With the ridiculous amount of rain we’ve had in the Eastern portion of North America so far in 2017, it seems logical that mushrooms would abound in the wild. The first few times I went out hunting, however, I found nothing. Then, on July 26, 2017, I hit the Bruce Trail as it runs through Hockley Valley Provincial Park. Having done this section of train many, many times before, I had my idea where I would find something. It turns out, there were mushrooms there, but almost everywhere else, as well.
This is by no means an educational article on mushrooms. I find identifying different types of mushrooms to be challenging. However, besides the beauty, it did identify one that turns out to be one of the most poisonous. Which is funny because I wondered throughout the hike if that particular one might be edible. Also, one plant featured below, although similar in lifestyle to the mushroom, is actually a flower. And, that one is apparently quite rare.
Bruce Trail Wild Mushrooms Image Gallery
What We Found
Along with the incredible macro beauty of a scene with mushrooms growing on moss on a rotting, fallen tree, I found a couple of interesting species. At the bottom left of the image gallery is the Amanita Virosa. This mushroom is commonly known as Destroying Angel and is identified by its clean white (appetizing to the eyes) appearance and the collar around its stem.
It turns out, Destroying Angel is one of the most poisonous mushrooms found in nature. When eaten, it can cause severe liver and kidney damage. It reminds me a little of the Dengue Fever process. It takes a long eight hours after ingestion before the affects begin. At first, there is severe stomach pain, vomiting, diarrhea and fever. This is then followed by a temporary remission when the victim might think it has gone away. But, then it returns after a few days with much more severe symptoms, often ending in death.
Beside Amanita Virosa on the bottom row of the image gallery are two images of Monotropa Uniflora.
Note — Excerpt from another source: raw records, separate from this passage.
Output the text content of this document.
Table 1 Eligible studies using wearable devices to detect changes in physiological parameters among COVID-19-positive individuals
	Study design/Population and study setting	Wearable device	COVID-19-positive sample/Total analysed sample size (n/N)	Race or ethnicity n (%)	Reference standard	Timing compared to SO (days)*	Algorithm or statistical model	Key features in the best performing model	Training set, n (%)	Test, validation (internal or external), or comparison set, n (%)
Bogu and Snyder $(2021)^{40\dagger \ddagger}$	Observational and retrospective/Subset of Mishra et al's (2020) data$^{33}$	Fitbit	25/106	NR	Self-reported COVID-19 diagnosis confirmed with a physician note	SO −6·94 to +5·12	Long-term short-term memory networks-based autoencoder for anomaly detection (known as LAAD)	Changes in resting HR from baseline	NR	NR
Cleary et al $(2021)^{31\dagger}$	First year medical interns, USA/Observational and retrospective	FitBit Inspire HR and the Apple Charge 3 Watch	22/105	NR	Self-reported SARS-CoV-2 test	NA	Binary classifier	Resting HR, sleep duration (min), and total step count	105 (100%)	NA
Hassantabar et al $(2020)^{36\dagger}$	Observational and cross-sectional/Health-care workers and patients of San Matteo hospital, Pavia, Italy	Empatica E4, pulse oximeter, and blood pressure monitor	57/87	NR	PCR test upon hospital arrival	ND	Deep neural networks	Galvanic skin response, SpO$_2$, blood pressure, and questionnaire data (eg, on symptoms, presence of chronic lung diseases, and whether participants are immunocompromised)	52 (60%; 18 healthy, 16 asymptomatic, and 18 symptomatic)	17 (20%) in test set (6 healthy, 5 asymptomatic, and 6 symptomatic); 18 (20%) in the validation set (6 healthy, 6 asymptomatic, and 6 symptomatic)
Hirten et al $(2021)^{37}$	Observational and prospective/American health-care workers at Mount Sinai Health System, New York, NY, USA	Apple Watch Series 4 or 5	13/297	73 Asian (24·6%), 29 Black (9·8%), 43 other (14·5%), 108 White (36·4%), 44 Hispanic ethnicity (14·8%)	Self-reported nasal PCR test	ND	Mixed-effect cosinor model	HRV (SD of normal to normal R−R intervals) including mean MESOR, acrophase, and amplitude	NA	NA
This plant is commonly called Ghost Plant for its lack of colour. This is not a mushroom. It is, in fact, a herbaceous perennial plant that simply does not contain chlorophyll. Therefore, it has no green colour.
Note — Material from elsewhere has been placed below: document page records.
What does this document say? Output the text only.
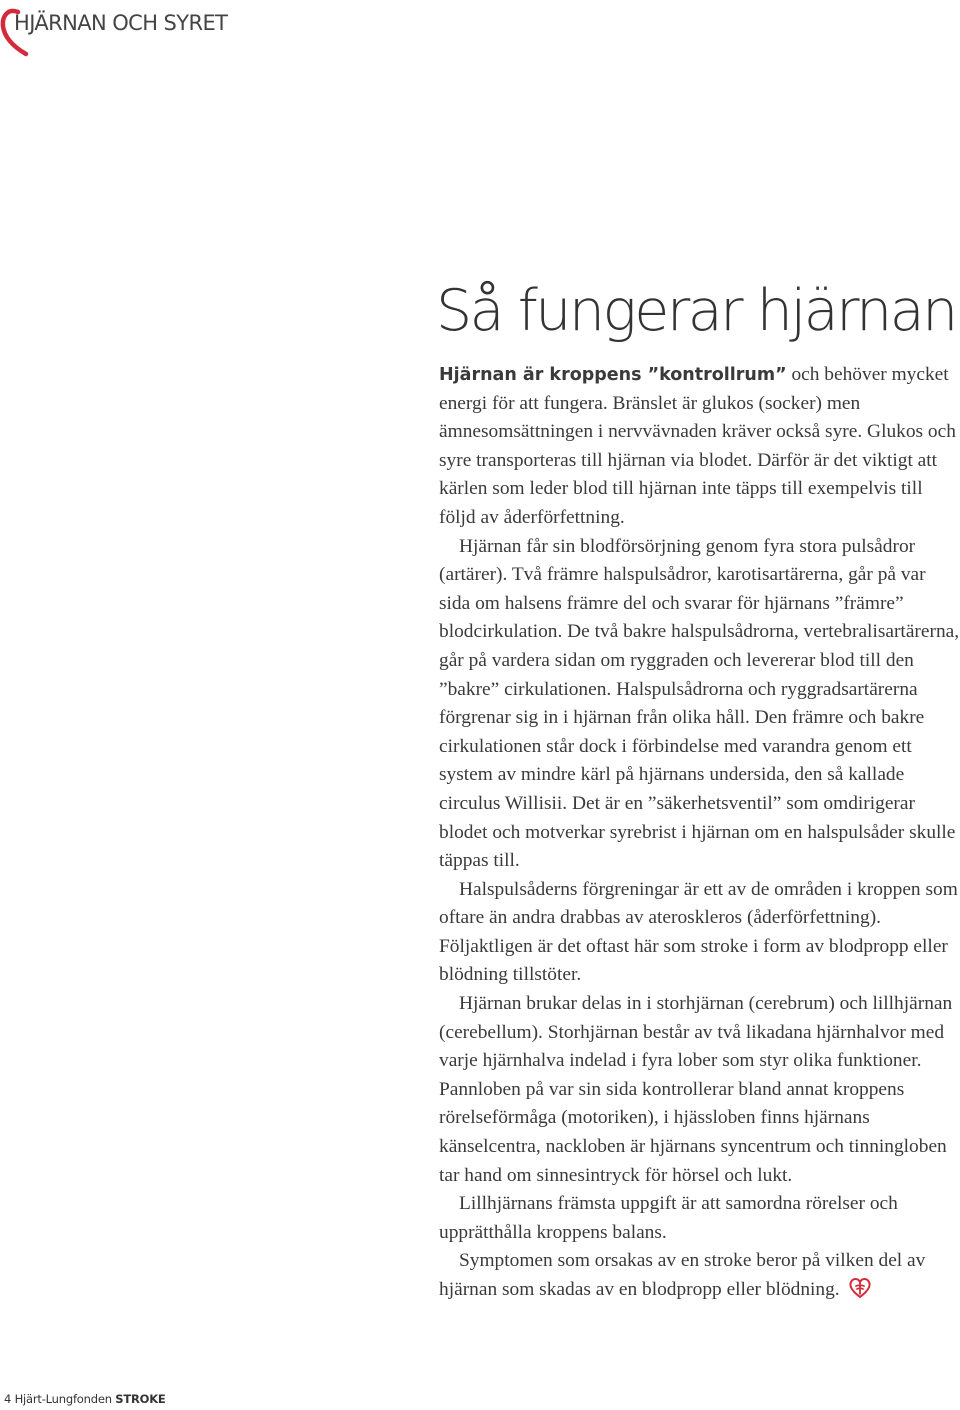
HJÄRNAN OCH SYRET
Så fungerar hjärnan

Hjärnan är kroppens ”kontrollrum” och behöver mycket energi för att fungera. Bränslet är glukos (socker) men ämnesomsättningen i nervvävnaden kräver också syre. Glukos och syre transporteras till hjärnan via blodet. Därför är det viktigt att kärlen som leder blod till hjärnan inte täpps till exempelvis till följd av åderförfettning.

Hjärnan får sin blodförsörjning genom fyra stora pulsådror (artärer). Två främre halspulsådror, karotisartärerna, går på var sida om halsens främre del och svarar för hjärnans ”främre” blodcirkulation. De två bakre halspulsådrorna, vertebralisartärerna, går på vardera sidan om ryggraden och levererar blod till den ”bakre” cirkulationen. Halspulsådrorna och ryggradsartärerna förgrenar sig in i hjärnan från olika håll. Den främre och bakre cirkulationen står dock i förbindelse med varandra genom ett system av mindre kärl på hjärnans undersida, den så kallade circulus Willisii. Det är en ”säkerhetsventil” som omdirigerar blodet och motverkar syrebrist i hjärnan om en halspulsåder skulle täppas till.

Halspulsåderns förgreningar är ett av de områden i kroppen som oftare än andra drabbas av ateroskleros (åderförfettning). Följaktligen är det oftast här som stroke i form av blodpropp eller blödning tillstöter.

Hjärnan brukar delas in i storhjärnan (cerebrum) och lillhjärnan (cerebellum). Storhjärnan består av två likadana hjärnhalvor med varje hjärnhalva indelad i fyra lober som styr olika funktioner. Pannloben på var sin sida kontrollerar bland annat kroppens rörelseförmåga (motoriken), i hjässloben finns hjärnans känselcentra, nackloben är hjärnans syncentrum och tinningloben tar hand om sinnesintryck för hörsel och lukt.

Lillhjärnans främsta uppgift är att samordna rörelser och upprätthålla kroppens balans.

Symptomen som orsakas av en stroke beror på vilken del av hjärnan som skadas av en blodpropp eller blödning.

4 Hjärt-Lungfonden STROKE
The Ghost Plant is parasitic and gets its nutrients from the surrounding trees. Also known as Ghost Pipe, Indian Pipe and Corpse Plant, it is apparently quite rare. So, if you are looking to find it, there are two patches on the Bruce Trail side trail at Hockley Valley Provincial Park that leads to the parking on Third Line.
The first five mushroom photos in the image gallery, from left to right and top to bottom, were taken along the Snell Pond side trail where it runs alongside the creek that eventually drains into the Nottawasaga River.
Hockley Valley Provincial Park
Officially, Hockley Valley Provincial Nature Reserve, the park is a non-operating reserve located six kilometres northeast of Orangeville, Ontario. The main parking and trail entrance is off Hockley Road (east of Highway 10) and there is also a small parking lot on Third Line. The Bruce Trail exits the park to the north at Dunby Road. There is no parking at that location.
The park was established in 1989 and is non-operating. This means there is no staff, no facilities, no fees and no maintenance (trail maintenance done by the Bruce Trail folks). In saying that, regular users should consider a Bruce Trail Conservancy membership to help with the costs. The park is 3.78 square kilometres or 1.46 square miles. Despite the relatively small size, one can hike for hours along the twisting Bruce Trail and its side trails.
Part of the Niagara Escarpment, the park is home to 417 vascular plants. Many of those plants are rare, including the above mentioned Ghost Plant.